Torticollis in Babies: How to Spot It and What to Do


Torticollis in Babies: How to Spot It and What to Do

Welcome, lovely parents! Today, let’s talk about torticollis in babies. If you’ve noticed your little one tilting their head to one side or having difficulty turning their neck, they might have torticollis. But don’t worry, we’re here to guide you on how to spot it and what you can do to help your baby feel better.

Signs of Torticollis

One of the most common signs of torticollis in babies is when they consistently tilt their head to one side. You may notice that they have a limited range of motion when turning their neck, and they may prefer to look over one shoulder more than the other.

Causes of Torticollis

Torticollis can be caused by a variety of factors, including tight or shortened neck muscles, positioning in the womb, or certain birth injuries. Sometimes, babies develop torticollis because they prefer to look in one direction, leading to muscle tightness on that side of the neck.

What to Do

If you suspect that your baby has torticollis, it’s important to consult with your pediatrician. They can provide a proper diagnosis and recommend treatment options. In some cases, gentle exercises and stretches can help improve your baby’s neck mobility. Your pediatrician may also refer you to a physical therapist for further assistance.

Preventing Torticollis

To prevent torticollis in babies, you can encourage tummy time to strengthen their neck and shoulder muscles. Make sure to alternate the direction your baby faces during sleep and playtime to promote equal neck mobility. Also, be mindful of your baby’s positioning while feeding and carrying them to avoid prolonged pressure on one side of the neck.

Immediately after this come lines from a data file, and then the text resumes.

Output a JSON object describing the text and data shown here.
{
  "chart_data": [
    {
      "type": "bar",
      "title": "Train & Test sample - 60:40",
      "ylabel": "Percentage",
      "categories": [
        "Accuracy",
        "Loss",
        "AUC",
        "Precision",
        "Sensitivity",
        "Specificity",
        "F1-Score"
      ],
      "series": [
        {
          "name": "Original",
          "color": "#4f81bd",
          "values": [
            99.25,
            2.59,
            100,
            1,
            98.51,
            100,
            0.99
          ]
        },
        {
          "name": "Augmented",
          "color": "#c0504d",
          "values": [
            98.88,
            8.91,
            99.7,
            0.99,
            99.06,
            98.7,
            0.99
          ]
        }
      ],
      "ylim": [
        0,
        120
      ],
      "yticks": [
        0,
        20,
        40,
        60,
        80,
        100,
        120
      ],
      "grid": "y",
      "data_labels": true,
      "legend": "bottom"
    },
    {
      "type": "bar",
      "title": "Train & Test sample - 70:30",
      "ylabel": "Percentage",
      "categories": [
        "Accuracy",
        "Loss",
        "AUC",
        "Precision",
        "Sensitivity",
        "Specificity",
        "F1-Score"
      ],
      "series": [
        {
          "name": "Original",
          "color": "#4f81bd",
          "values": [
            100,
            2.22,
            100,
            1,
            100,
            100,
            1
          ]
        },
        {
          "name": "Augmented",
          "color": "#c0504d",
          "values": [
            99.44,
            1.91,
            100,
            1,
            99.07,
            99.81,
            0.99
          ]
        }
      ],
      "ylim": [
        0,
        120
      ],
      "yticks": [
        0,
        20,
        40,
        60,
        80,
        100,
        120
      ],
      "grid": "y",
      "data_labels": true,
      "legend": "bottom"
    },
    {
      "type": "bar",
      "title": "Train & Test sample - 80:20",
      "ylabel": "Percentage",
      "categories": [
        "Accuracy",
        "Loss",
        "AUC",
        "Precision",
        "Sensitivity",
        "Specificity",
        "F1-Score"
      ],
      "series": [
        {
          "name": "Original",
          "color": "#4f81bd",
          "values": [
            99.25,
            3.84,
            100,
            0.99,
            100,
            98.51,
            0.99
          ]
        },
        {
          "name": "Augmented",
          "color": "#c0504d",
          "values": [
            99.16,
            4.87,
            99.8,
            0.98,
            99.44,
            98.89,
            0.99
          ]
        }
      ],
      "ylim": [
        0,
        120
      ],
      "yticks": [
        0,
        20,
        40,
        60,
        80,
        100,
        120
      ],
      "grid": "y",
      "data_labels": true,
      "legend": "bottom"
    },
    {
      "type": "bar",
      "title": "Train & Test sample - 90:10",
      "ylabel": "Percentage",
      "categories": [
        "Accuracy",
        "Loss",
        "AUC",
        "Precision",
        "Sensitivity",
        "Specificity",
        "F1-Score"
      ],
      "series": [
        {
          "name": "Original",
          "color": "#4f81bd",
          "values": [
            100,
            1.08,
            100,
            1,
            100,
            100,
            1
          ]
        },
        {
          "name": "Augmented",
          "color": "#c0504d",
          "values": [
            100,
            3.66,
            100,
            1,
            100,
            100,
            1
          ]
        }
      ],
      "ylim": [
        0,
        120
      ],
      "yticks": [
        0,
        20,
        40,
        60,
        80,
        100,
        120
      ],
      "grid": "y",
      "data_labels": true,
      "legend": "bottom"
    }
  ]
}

Torticollis in babies is a common condition that can be treated with the help of your pediatrician. By recognizing the signs early on and taking appropriate steps, you can help your baby improve their neck mobility and feel more comfortable. Remember to consult with your healthcare provider for personalized advice and guidance.


Q: Can torticollis resolve on its own?

A: In some cases, mild torticollis may resolve on its own with the help of gentle exercises and proper positioning. However, it’s essential to consult with your pediatrician for guidance.

Q: Is torticollis painful for babies?

A: Torticollis itself is not usually painful for babies, but it can cause discomfort and limit their range of motion. Seeking treatment can help alleviate any discomfort your baby may be experiencing.